The napkin 1 of the present embodiment is used by being attached to an undergarment in the same manner as a normal sanitary napkin of this type.
Since the napkin 1 of the present embodiment contains the above-described specific water-absorbing polymer (low water-absorbing polymer), it can be easily washed with water while having practically sufficient absorption performance. It is easy to wash away the blood adhering to the napkin 1 with water. For this reason, it can be suitably used for people who have a habit of discarding the used napkin after washing with water.
In addition, since the napkin 1 of the present embodiment contains a water-absorbing polymer, the napkin 1 can be designed to have a small thickness, is not bulky, and has excellent portability and wearing feeling.

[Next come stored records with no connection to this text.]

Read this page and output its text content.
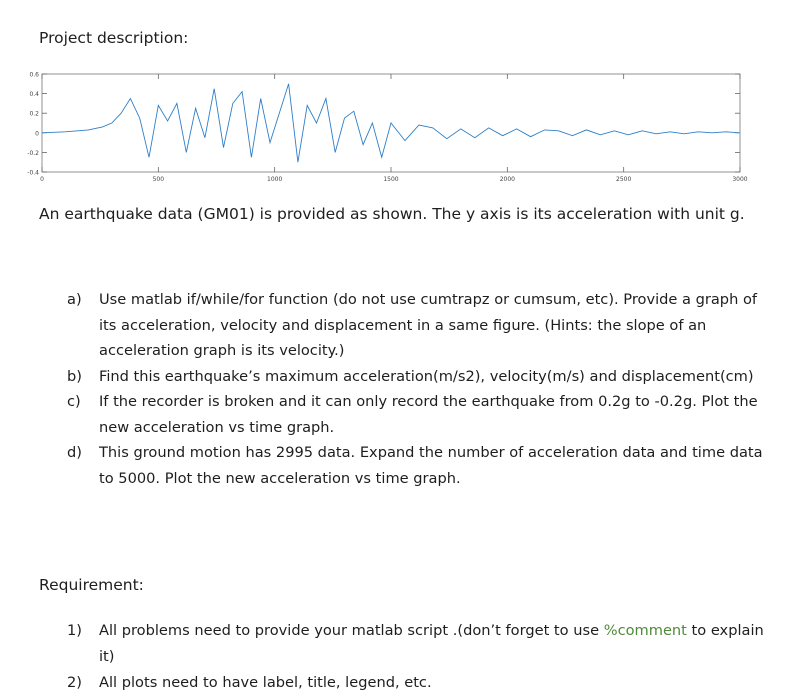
Project description:
0.6
0.4
0.2
0
-0.2
-0.4
0	500	1000	1500	2000	2500	3000
An earthquake data (GM01) is provided as shown. The y axis is its acceleration with unit g.
a) Use matlab if/while/for function (do not use cumtrapz or cumsum, etc). Provide a graph of its acceleration, velocity and displacement in a same figure. (Hints: the slope of an acceleration graph is its velocity.)
b) Find this earthquake’s maximum acceleration(m/s2), velocity(m/s) and displacement(cm)
c) If the recorder is broken and it can only record the earthquake from 0.2g to -0.2g. Plot the new acceleration vs time graph.
d) This ground motion has 2995 data. Expand the number of acceleration data and time data to 5000. Plot the new acceleration vs time graph.
Requirement:
1) All problems need to provide your matlab script .(don’t forget to use %comment to explain it)
2) All plots need to have label, title, legend, etc.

As mentioned above, although this invention was demonstrated based on the preferable embodiment, this invention is not restrict | limited to the said embodiment.
For example, the sanitary napkin of the present invention may not include the leak-proof groove 5, the adhesive portion (not shown), the wing portion, the rear flap portion, and the like included in the embodiment. Both the wing part and the rear flap part are parts extending outward from the both side edges of the absorbent body 40 in the longitudinal direction, and the wing part is normally opposed to the excretion part that is disposed to face the excretion part of the napkin wearer. The rear flap part is located behind the wing part in the napkin longitudinal direction.

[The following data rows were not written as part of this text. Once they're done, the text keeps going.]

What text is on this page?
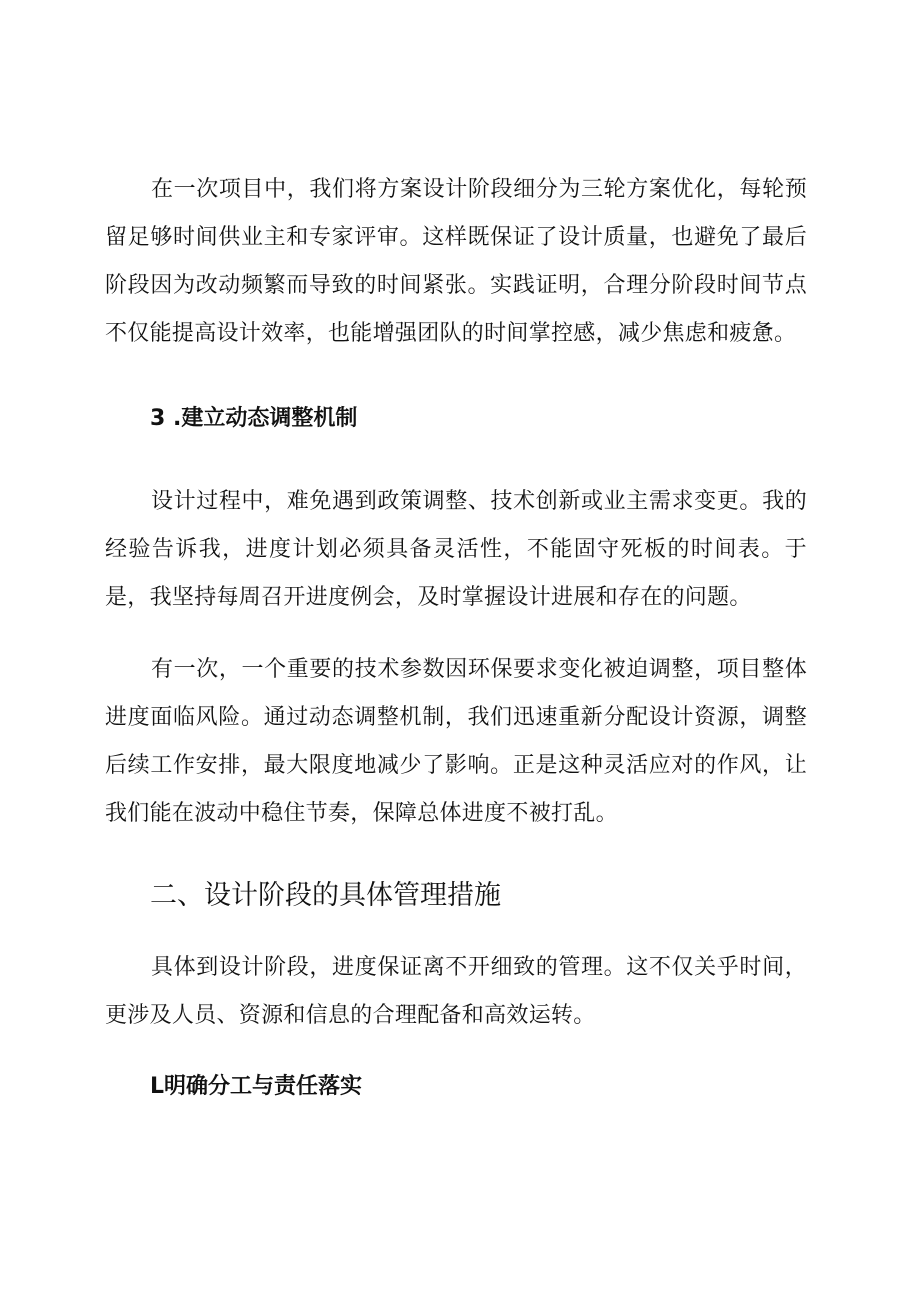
在一次项目中，我们将方案设计阶段细分为三轮方案优化，每轮预留足够时间供业主和专家评审。这样既保证了设计质量，也避免了最后阶段因为改动频繁而导致的时间紧张。实践证明，合理分阶段时间节点不仅能提高设计效率，也能增强团队的时间掌控感，减少焦虑和疲惫。

3 .建立动态调整机制

设计过程中，难免遇到政策调整、技术创新或业主需求变更。我的经验告诉我，进度计划必须具备灵活性，不能固守死板的时间表。于是，我坚持每周召开进度例会，及时掌握设计进展和存在的问题。

有一次，一个重要的技术参数因环保要求变化被迫调整，项目整体进度面临风险。通过动态调整机制，我们迅速重新分配设计资源，调整后续工作安排，最大限度地减少了影响。正是这种灵活应对的作风，让我们能在波动中稳住节奏，保障总体进度不被打乱。

二、设计阶段的具体管理措施

具体到设计阶段，进度保证离不开细致的管理。这不仅关乎时间，更涉及人员、资源和信息的合理配备和高效运转。

L明确分工与责任落实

  EXAMPLES Hereinafter, the present invention will be described more specifically with reference to examples, but the present invention is not limited to such examples.

Hereinafter, a method for synthesizing the water-absorbing polymer used in this example will be described. The synthesis method includes a step of synthesizing a water-absorbing polymer and a step of subjecting the obtained water-absorbing polymer to a crosslinking treatment.
(Synthesis of water-absorbing polymer)
Polyoxyalkylene ether phosphate 0.1% [as opposed to acrylic acid weight] as a dispersant in a SUS304 5L reaction vessel (using anchor blades) equipped with a stirrer, reflux condenser, monomer dropping port, nitrogen gas inlet tube, thermometer , As an active ingredient], and 1500 ml of normal heptane was added. The temperature was raised to 90 ° C. while stirring in an atmosphere of nitrogen gas.
On the other hand, in a 2 L three-necked flask, acrylic acid as a monomer aqueous solution from 80% acrylic acid (manufactured by Toagosei Co., Ltd., act. 80.6%), ion-exchanged water, 48% sodium hydroxide aqueous solution (manufactured by Asahi Glass Co., Ltd., act. 49.7%) 1000 g of sodium (72% neutralized product) was obtained. After adding 0.25 g of N-acylated glutamic acid soda (trade name: Amisoft PS-11) dissolved in ion-exchanged water 4.41 g to this monomer aqueous solution, 550 g (hereinafter referred to as monomer aqueous solution A). ), 250 g (hereinafter referred to as monomer aqueous solution B), and 250 g (hereinafter referred to as monomer aqueous solution C).
Next, 2,2′-azobis (2-amidinopropane) dihydrochloride (Wako Pure Chemical Industries, trade name V-50) 0.05 g, polyethylene glycol (Kao, K-PEG6000 LA) 0.5 g, citric acid 4 g of ammonium iron (III) (manufactured by Kanto Chemical) and 10 g of ion-exchanged water were mixed and dissolved to prepare an initiator (A) solution. Further, 0.6 g of sodium persulfate (manufactured by Wako Pure Chemical Industries, Ltd.) was dissolved in 10 g of ion-exchanged water to prepare an initiator (B) solution. Further, a titanium citrate aqueous solution (50% citric acid and 7.6% (TiO ₂ ) titanyl sulfate aqueous solution mixed at a weight ratio of 20/27) was prepared.
To monomer aqueous solution A, 12 g of initiator (A) solution is added to prepare monomer A. To monomer aqueous solution B, 5 g of initiator (B) solution is added to prepare monomer B. To monomer aqueous solution C, initiator ( B) Monomer C was prepared by adding 5 g of the solution and 2 g of the aqueous titanium citrate solution.
A monomer A, a monomer B, and a monomer C, which were allowed to stand for 5 minutes or more, were dropped into the 5 L reaction vessel from the monomer dropping port using a microtube pump in this order for polymerization. After completion of monomer dropping, azeotropic dehydration was performed using a dehydrating tube to adjust the water content of the water-absorbing polymer (hydrogel), and then ethylene glycol diglycidyl ether (manufactured by Nagase ChemteX, trade name Denacol EX- 810) A solution prepared by dissolving 0.4 g in 10 g of ion-exchanged water was added. Thereafter, 1.6 g of a 60% 1-hydroxyethylidene-1,1′-diphosphonic acid aqueous solution (trade name Bryce ADPA-60A, manufactured by Rhodia) was added. After cooling, normal heptane was removed and dried to obtain a water-absorbing polymer.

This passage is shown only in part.